Если преподобный Иосиф стремился, как уже отмечалось, придать самому монашеству желательно наибольшее общественное звучание – и потому его идеалом церковной жизни было повсеместное создание крупных, экономически устроенных и влиятельных «общежитных» монастырей с почти воинскими порядком и дисциплиной, то преподобный Нил склонялся к другому типу иноческого жития – скитскому – и обращался преимущественно к другой стороне монашеского, как говорили в старину, «делания»: он был приверженцем более интеллектуально-осмысленной и молитвенно-созерцательной исихастской практики сугубо личностного, пустыннического (или хотя бы полупустыннического) иноческого «подвига». Совершать же такого рода подвиг, как считал Нил, гораздо удобнее в условиях совсем небольшой монашеской общины-скита – с тремя-четырьмя монахами, включая и опытного руководителя-старца. Только в этом случае обеспечивался, по его мнению, более осторожный и внимательный личностный подход старца к каждому ученику при духовном воспитании и обучении его «искусству из искусств» – постоянному «творению» Иисусовой молитвы.

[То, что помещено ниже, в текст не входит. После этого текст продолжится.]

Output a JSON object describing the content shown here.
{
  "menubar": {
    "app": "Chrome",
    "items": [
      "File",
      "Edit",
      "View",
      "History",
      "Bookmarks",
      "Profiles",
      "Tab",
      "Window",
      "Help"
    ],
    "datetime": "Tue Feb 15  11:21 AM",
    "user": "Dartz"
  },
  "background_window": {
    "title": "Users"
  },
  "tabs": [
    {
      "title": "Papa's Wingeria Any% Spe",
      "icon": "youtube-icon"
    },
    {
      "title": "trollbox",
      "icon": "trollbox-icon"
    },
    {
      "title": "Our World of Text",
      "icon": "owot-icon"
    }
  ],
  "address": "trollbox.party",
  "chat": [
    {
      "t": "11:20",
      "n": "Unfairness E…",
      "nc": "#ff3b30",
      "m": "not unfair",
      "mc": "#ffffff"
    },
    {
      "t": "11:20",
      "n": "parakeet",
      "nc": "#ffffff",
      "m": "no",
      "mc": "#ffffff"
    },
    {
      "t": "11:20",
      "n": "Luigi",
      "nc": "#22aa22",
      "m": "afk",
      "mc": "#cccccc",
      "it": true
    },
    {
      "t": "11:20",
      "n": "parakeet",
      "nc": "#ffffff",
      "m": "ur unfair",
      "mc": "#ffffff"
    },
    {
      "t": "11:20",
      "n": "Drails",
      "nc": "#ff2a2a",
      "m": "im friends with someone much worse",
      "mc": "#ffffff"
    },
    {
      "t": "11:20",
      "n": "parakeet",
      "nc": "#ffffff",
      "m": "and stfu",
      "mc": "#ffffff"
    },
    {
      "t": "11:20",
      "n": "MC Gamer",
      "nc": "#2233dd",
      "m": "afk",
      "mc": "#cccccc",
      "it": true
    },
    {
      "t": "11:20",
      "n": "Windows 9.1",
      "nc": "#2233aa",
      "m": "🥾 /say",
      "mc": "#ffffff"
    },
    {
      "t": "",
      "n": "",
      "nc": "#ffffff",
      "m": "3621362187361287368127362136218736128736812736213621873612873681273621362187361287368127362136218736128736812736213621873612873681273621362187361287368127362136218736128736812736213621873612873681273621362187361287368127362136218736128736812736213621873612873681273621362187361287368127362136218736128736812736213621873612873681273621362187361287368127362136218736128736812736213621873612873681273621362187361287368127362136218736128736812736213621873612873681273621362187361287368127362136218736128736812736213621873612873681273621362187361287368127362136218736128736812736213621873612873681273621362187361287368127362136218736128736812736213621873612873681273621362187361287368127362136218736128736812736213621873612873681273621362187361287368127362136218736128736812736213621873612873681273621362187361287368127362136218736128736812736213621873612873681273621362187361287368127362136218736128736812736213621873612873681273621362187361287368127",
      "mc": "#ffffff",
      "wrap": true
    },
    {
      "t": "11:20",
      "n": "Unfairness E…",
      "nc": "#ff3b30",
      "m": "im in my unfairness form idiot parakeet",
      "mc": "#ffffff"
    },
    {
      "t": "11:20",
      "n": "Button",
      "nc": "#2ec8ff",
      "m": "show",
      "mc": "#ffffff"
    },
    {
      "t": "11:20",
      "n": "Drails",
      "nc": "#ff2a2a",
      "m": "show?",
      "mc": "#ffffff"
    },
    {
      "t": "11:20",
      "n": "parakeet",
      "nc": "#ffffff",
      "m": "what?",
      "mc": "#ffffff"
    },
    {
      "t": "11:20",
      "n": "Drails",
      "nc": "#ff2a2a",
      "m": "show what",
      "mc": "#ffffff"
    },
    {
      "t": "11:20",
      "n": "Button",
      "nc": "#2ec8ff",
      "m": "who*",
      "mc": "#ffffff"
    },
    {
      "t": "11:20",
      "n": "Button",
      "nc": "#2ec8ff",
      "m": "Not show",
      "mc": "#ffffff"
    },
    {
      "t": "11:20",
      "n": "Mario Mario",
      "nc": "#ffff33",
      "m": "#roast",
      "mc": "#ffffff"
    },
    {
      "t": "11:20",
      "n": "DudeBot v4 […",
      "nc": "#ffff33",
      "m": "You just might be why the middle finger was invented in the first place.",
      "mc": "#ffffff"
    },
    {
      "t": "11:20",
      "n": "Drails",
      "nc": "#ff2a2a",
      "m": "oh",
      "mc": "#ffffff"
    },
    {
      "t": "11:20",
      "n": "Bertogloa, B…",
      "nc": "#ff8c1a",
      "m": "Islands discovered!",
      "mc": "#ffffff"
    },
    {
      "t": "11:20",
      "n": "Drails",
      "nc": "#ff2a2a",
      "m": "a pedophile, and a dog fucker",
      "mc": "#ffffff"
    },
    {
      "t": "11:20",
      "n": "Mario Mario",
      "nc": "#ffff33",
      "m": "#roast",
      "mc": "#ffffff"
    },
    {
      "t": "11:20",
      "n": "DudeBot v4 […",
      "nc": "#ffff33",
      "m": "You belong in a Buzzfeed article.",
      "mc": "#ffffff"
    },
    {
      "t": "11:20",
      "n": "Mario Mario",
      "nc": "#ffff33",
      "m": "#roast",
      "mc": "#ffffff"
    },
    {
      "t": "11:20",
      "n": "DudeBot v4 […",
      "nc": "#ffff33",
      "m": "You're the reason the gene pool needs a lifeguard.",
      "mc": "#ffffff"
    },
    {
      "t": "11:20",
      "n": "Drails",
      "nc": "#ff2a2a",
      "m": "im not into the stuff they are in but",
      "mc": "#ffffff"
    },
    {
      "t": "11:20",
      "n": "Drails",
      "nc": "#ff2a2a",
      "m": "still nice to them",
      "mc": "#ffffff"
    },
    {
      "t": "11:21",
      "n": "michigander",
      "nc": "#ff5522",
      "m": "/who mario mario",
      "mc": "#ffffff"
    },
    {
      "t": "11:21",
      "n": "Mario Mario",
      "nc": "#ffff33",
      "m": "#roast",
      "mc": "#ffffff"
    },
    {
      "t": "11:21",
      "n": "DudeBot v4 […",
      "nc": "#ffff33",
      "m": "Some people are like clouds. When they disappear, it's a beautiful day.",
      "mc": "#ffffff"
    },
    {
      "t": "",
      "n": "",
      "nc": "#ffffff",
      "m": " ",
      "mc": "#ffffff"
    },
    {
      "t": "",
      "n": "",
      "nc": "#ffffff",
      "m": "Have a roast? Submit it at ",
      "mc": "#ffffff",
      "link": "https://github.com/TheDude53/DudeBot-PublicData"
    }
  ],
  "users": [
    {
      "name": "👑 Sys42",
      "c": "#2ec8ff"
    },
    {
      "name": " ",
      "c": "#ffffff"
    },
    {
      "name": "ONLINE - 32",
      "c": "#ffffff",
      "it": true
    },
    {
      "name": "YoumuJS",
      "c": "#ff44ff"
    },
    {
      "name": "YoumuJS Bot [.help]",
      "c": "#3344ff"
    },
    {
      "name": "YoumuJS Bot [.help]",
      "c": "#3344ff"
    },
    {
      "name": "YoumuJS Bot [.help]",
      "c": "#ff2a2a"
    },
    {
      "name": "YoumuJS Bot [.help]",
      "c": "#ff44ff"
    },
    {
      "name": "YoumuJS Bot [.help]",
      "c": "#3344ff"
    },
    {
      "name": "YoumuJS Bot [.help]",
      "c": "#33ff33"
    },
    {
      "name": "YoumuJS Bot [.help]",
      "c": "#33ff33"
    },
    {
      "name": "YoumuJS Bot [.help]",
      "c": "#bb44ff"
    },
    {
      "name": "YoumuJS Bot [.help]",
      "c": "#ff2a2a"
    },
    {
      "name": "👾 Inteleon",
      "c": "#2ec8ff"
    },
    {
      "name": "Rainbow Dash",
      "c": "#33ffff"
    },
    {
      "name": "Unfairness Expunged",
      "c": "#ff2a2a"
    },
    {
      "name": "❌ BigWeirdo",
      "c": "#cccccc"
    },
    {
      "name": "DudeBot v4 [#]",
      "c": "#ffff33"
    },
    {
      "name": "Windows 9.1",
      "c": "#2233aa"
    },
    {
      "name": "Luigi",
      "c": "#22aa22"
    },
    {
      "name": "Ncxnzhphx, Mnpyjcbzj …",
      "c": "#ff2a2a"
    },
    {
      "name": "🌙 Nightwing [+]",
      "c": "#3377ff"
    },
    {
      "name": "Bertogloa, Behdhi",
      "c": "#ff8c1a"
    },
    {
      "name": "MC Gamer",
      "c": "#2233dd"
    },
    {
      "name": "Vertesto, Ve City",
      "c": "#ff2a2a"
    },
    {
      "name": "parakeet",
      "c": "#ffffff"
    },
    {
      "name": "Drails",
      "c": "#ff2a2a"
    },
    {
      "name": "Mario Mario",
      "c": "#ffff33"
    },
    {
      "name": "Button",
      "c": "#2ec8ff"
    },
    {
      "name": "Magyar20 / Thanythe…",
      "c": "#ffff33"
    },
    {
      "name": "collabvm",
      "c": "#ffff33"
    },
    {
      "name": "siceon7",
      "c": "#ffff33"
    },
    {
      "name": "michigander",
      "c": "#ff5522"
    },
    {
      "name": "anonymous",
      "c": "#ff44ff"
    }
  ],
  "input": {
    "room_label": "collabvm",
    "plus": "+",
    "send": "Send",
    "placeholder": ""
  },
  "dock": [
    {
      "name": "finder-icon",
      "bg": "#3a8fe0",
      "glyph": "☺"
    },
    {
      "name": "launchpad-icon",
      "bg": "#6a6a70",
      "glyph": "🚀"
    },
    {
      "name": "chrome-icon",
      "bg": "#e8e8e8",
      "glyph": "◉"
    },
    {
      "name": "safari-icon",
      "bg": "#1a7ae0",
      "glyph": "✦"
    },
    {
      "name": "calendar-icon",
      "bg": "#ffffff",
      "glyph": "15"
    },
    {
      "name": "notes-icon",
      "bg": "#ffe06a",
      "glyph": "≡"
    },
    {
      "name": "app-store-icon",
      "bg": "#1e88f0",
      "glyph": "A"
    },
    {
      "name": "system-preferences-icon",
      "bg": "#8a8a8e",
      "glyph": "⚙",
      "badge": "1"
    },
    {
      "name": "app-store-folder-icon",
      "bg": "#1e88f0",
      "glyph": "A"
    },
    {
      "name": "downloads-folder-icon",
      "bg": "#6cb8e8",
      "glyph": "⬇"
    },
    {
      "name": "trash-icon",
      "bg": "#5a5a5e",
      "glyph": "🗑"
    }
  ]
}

Вступая в борьбу со врагом спасения, уходить одному, неопытному еще, иноку в пустынническое молитвенное безмолвие-«исихию» крайне опасно и духовно вредно. Это издавна было известно из истории православного монашества, и потому Нил настоятельно указывал в своем «Уставе» (приведем здесь выдержку из него – не только как свидетельство духовно-педагогической многоопытности великого старца, но и как вообще характернейший пример древнерусской учительной литературы в области христианской аскетики):
«Крайне опасно воину, неискусному в единоборстве, отделиться от многочисленного ополчения своего, чтобы одному ополчаться против врага; крайне опасно и иноку вступить в безмолвие прежде, нежели стяжет опытность и познает свои душевные страсти: тот гибнет телесно, сей – душевно. Ибо путь истинного безмолвия есть путь мудрых и тех токмо, которые стяжали Божественное утешение в трудном сем подвиге и помощь свыше – на время внутренней брани.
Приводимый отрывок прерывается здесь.